In hot weather, yes — 'feels-like temperature' and 'apparent temperature' usually refer to the heat index. In cold weather, the feels-like value instead comes from the wind chill formula. Some agencies use a broader apparent-temperature model that also accounts for wind and solar radiation, which this calculator reports separately.

Drink water before you feel thirsty, stay in shade or air conditioning during the hottest hours, wear light loose clothing, avoid strenuous outdoor activity at peak heat, and never leave children or pets in a parked vehicle.
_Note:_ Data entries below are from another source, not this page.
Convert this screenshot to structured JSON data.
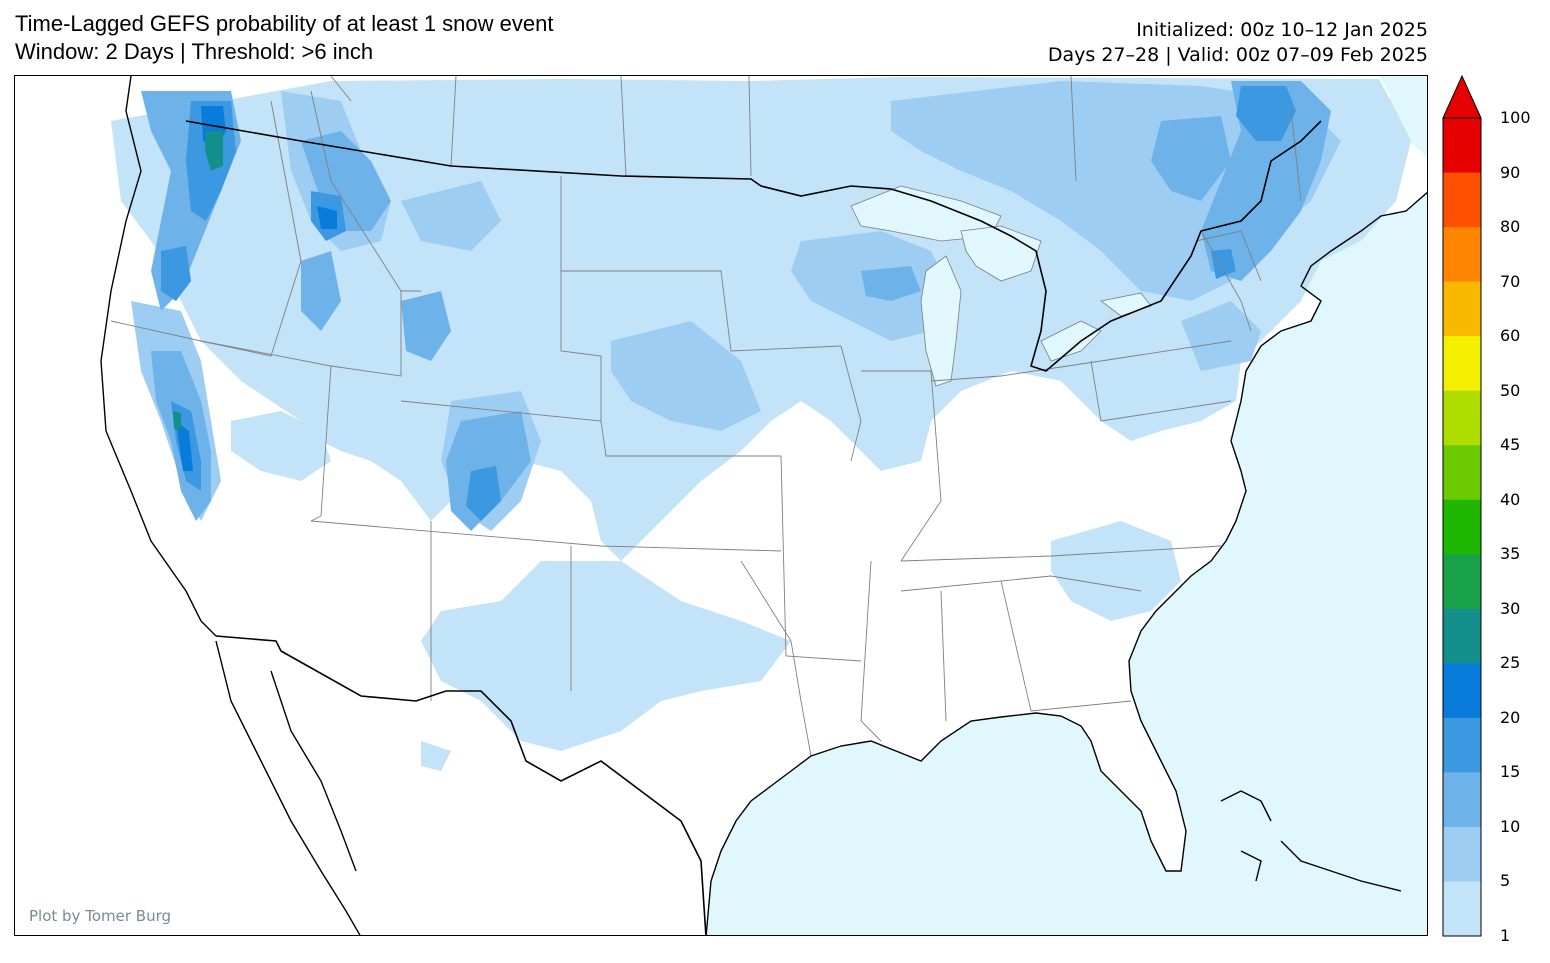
{
  "header": {
    "title_line1": "Time-Lagged GEFS probability of at least 1 snow event",
    "title_line2": "Window: 2 Days | Threshold: >6 inch",
    "init_line": "Initialized: 00z 10–12 Jan 2025",
    "valid_line": "Days 27–28 | Valid: 00z 07–09 Feb 2025"
  },
  "credit": "Plot by Tomer Burg",
  "colorbar": {
    "labels": [
      "100",
      "90",
      "80",
      "70",
      "60",
      "50",
      "45",
      "40",
      "35",
      "30",
      "25",
      "20",
      "15",
      "10",
      "5",
      "1"
    ],
    "colors": [
      "#e60000",
      "#ff4f00",
      "#ff8400",
      "#f8b900",
      "#f4ef00",
      "#b0dd00",
      "#6ccb00",
      "#1fb600",
      "#19a24a",
      "#138f8c",
      "#097cdb",
      "#3c98e0",
      "#6db3e9",
      "#9dcdf2",
      "#c3e3f8"
    ],
    "extend_color": "#e60000"
  },
  "map": {
    "ocean_color": "#e0f7fd",
    "land_color": "#ffffff",
    "lakes_color": "#e0f7fd"
  }
}
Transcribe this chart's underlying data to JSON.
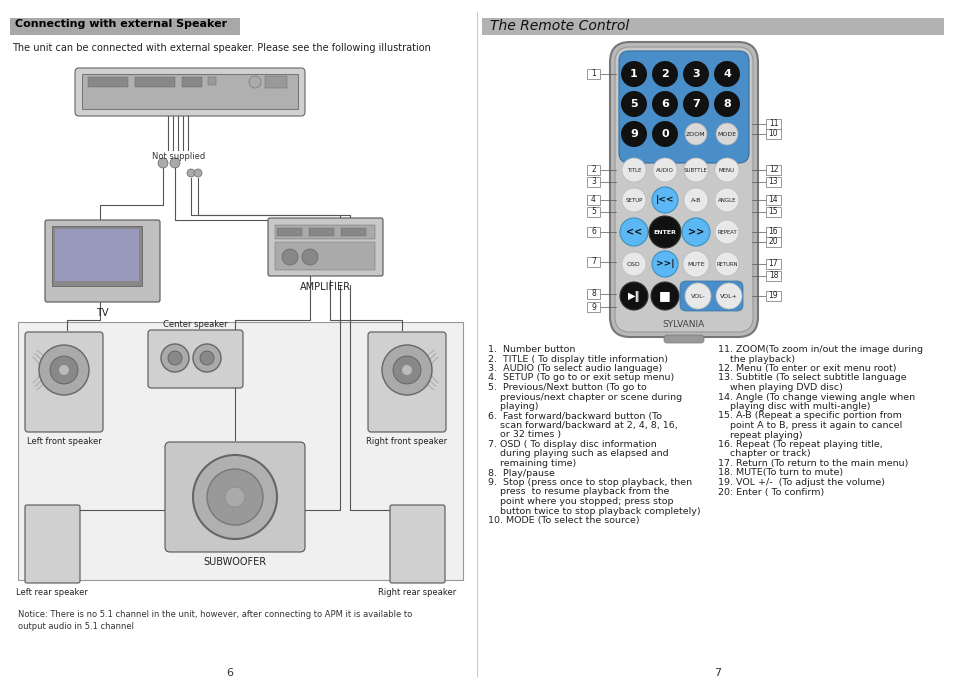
{
  "background_color": "#ffffff",
  "left_header": "Connecting with external Speaker",
  "left_body": "The unit can be connected with external speaker. Please see the following illustration",
  "left_notice1": "Notice: There is no 5.1 channel in the unit, however, after connecting to APM it is available to",
  "left_notice2": "output audio in 5.1 channel",
  "right_header": "The Remote Control",
  "sylvania_text": "SYLVANIA",
  "num_row1": [
    "1",
    "2",
    "3",
    "4"
  ],
  "num_row2": [
    "5",
    "6",
    "7",
    "8"
  ],
  "num_row3": [
    "9",
    "0"
  ],
  "btn_zoom": "ZOOM",
  "btn_mode": "MODE",
  "btn_title": "TITLE",
  "btn_audio": "AUDIO",
  "btn_subttle": "SUBTTLE",
  "btn_menu": "MENU",
  "btn_setup": "SETUP",
  "btn_ab": "A-B",
  "btn_angle": "ANGLE",
  "btn_enter": "ENTER",
  "btn_repeat": "REPEAT",
  "btn_osd": "OSD",
  "btn_mute": "MUTE",
  "btn_return": "RETURN",
  "btn_volm": "VOL-",
  "btn_volp": "VOL+",
  "desc_left": [
    "1.  Number button",
    "2.  TITLE ( To display title information)",
    "3.  AUDIO (To select audio language)",
    "4.  SETUP (To go to or exit setup menu)",
    "5.  Previous/Next button (To go to",
    "    previous/next chapter or scene during",
    "    playing)",
    "6.  Fast forward/backward button (To",
    "    scan forward/backward at 2, 4, 8, 16,",
    "    or 32 times )",
    "7. OSD ( To display disc information",
    "    during playing such as elapsed and",
    "    remaining time)",
    "8.  Play/pause",
    "9.  Stop (press once to stop playback, then",
    "    press  to resume playback from the",
    "    point where you stopped; press stop",
    "    button twice to stop playback completely)",
    "10. MODE (To select the source)"
  ],
  "desc_right": [
    "11. ZOOM(To zoom in/out the image during",
    "    the playback)",
    "12. Menu (To enter or exit menu root)",
    "13. Subtitle (To select subtitle language",
    "    when playing DVD disc)",
    "14. Angle (To change viewing angle when",
    "    playing disc with multi-angle)",
    "15. A-B (Repeat a specific portion from",
    "    point A to B, press it again to cancel",
    "    repeat playing)",
    "16. Repeat (To repeat playing title,",
    "    chapter or track)",
    "17. Return (To return to the main menu)",
    "18. MUTE(To turn to mute)",
    "19. VOL +/-  (To adjust the volume)",
    "20: Enter ( To confirm)"
  ],
  "page_left": "6",
  "page_right": "7",
  "remote_body": "#b8b8b8",
  "remote_inner": "#c8c8c8",
  "blue_pad": "#4a8ec9",
  "black_btn": "#111111",
  "white_btn": "#e8e8e8",
  "cyan_btn": "#5bb8f5",
  "header_left_bg": "#a8a8a8",
  "header_right_bg": "#b2b2b2"
}
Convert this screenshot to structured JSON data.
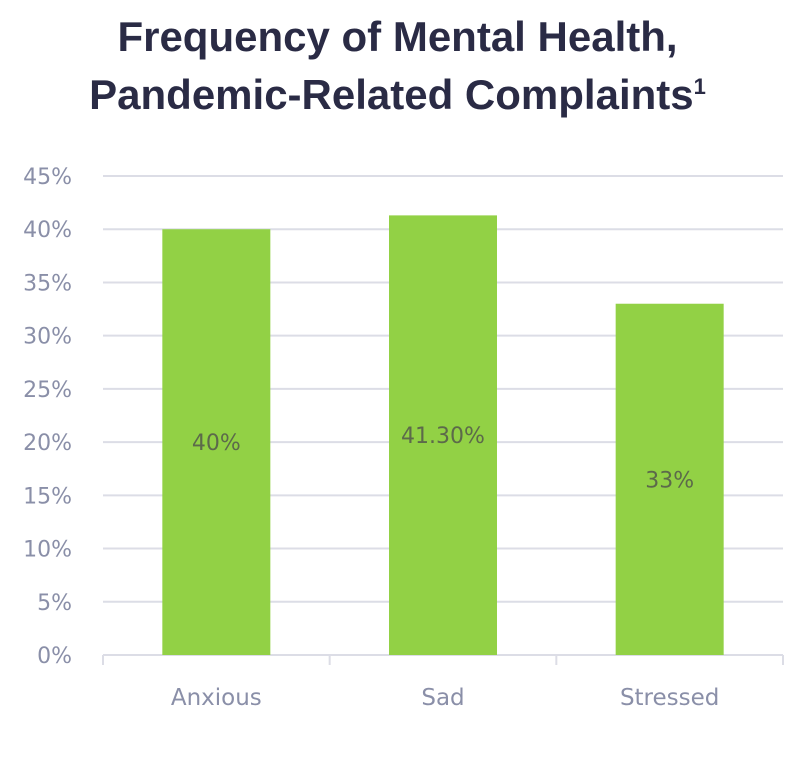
{
  "title": {
    "line1": "Frequency of Mental Health,",
    "line2": "Pandemic-Related Complaints",
    "superscript": "1"
  },
  "colors": {
    "bar": "#92d145",
    "grid": "#dcdde6",
    "axis_text": "#8a8fa8",
    "title": "#2a2b45"
  },
  "chart_data": {
    "type": "bar",
    "title": "Frequency of Mental Health, Pandemic-Related Complaints",
    "xlabel": "",
    "ylabel": "",
    "categories": [
      "Anxious",
      "Sad",
      "Stressed"
    ],
    "values": [
      40,
      41.3,
      33
    ],
    "data_labels": [
      "40%",
      "41.30%",
      "33%"
    ],
    "ylim": [
      0,
      45
    ],
    "yticks": [
      0,
      5,
      10,
      15,
      20,
      25,
      30,
      35,
      40,
      45
    ],
    "ytick_labels": [
      "0%",
      "5%",
      "10%",
      "15%",
      "20%",
      "25%",
      "30%",
      "35%",
      "40%",
      "45%"
    ],
    "grid": true,
    "legend": "none"
  }
}
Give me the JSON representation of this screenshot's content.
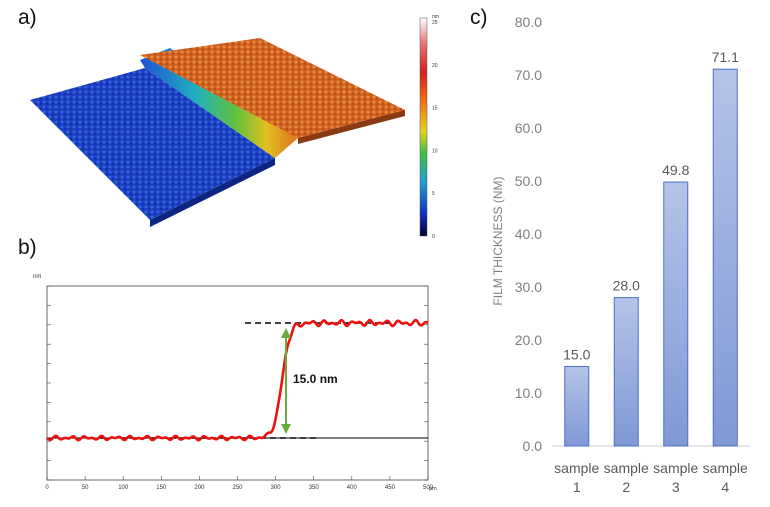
{
  "panel_labels": {
    "a": "a)",
    "b": "b)",
    "c": "c)"
  },
  "colors": {
    "bar_fill_top": "#b4c3e8",
    "bar_fill_bottom": "#7f99d6",
    "bar_stroke": "#4a6fc4",
    "profile_line": "#ee1111",
    "arrow": "#6aaa3a",
    "axis_text": "#7f7f7f"
  },
  "panel_a": {
    "colorbar": {
      "unit": "nm",
      "ticks": [
        "25",
        "20",
        "15",
        "10",
        "5",
        "0"
      ]
    }
  },
  "panel_b": {
    "y_unit": "nm",
    "x_unit": "µm",
    "step_label": "15.0 nm",
    "x_ticks": [
      "0",
      "50",
      "100",
      "150",
      "200",
      "250",
      "300",
      "350",
      "400",
      "450",
      "500"
    ]
  },
  "chart_data": {
    "type": "bar",
    "categories": [
      "sample 1",
      "sample 2",
      "sample 3",
      "sample 4"
    ],
    "category_lines": [
      [
        "sample",
        "1"
      ],
      [
        "sample",
        "2"
      ],
      [
        "sample",
        "3"
      ],
      [
        "sample",
        "4"
      ]
    ],
    "values": [
      15.0,
      28.0,
      49.8,
      71.1
    ],
    "value_labels": [
      "15.0",
      "28.0",
      "49.8",
      "71.1"
    ],
    "ylabel": "FILM THICKNESS (NM)",
    "ylim": [
      0,
      80
    ],
    "yticks": [
      "0.0",
      "10.0",
      "20.0",
      "30.0",
      "40.0",
      "50.0",
      "60.0",
      "70.0",
      "80.0"
    ],
    "grid": false,
    "legend": "none"
  }
}
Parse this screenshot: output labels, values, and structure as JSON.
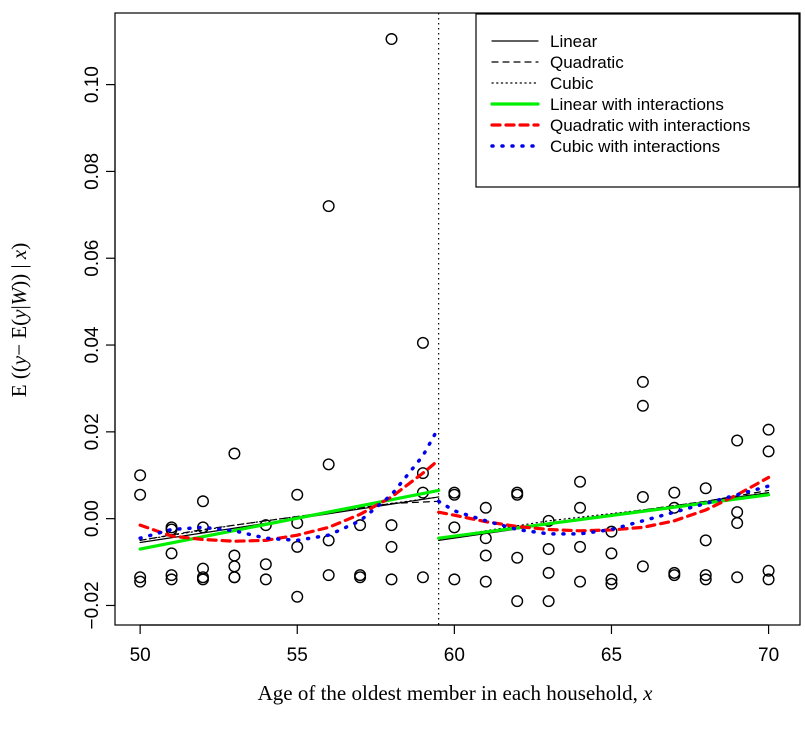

Learn the signs of heat exhaustion and heat stroke, check on vulnerable neighbours, and follow official heat warnings.

Because sweat is the body's air-conditioning, and it only cools you when it evaporates. In humid air the surrounding moisture slows evaporation dramatically, so sweat drips instead of cooling, your core temperature rises, and the same temperature feels much hotter and more exhausting than it would in dry air.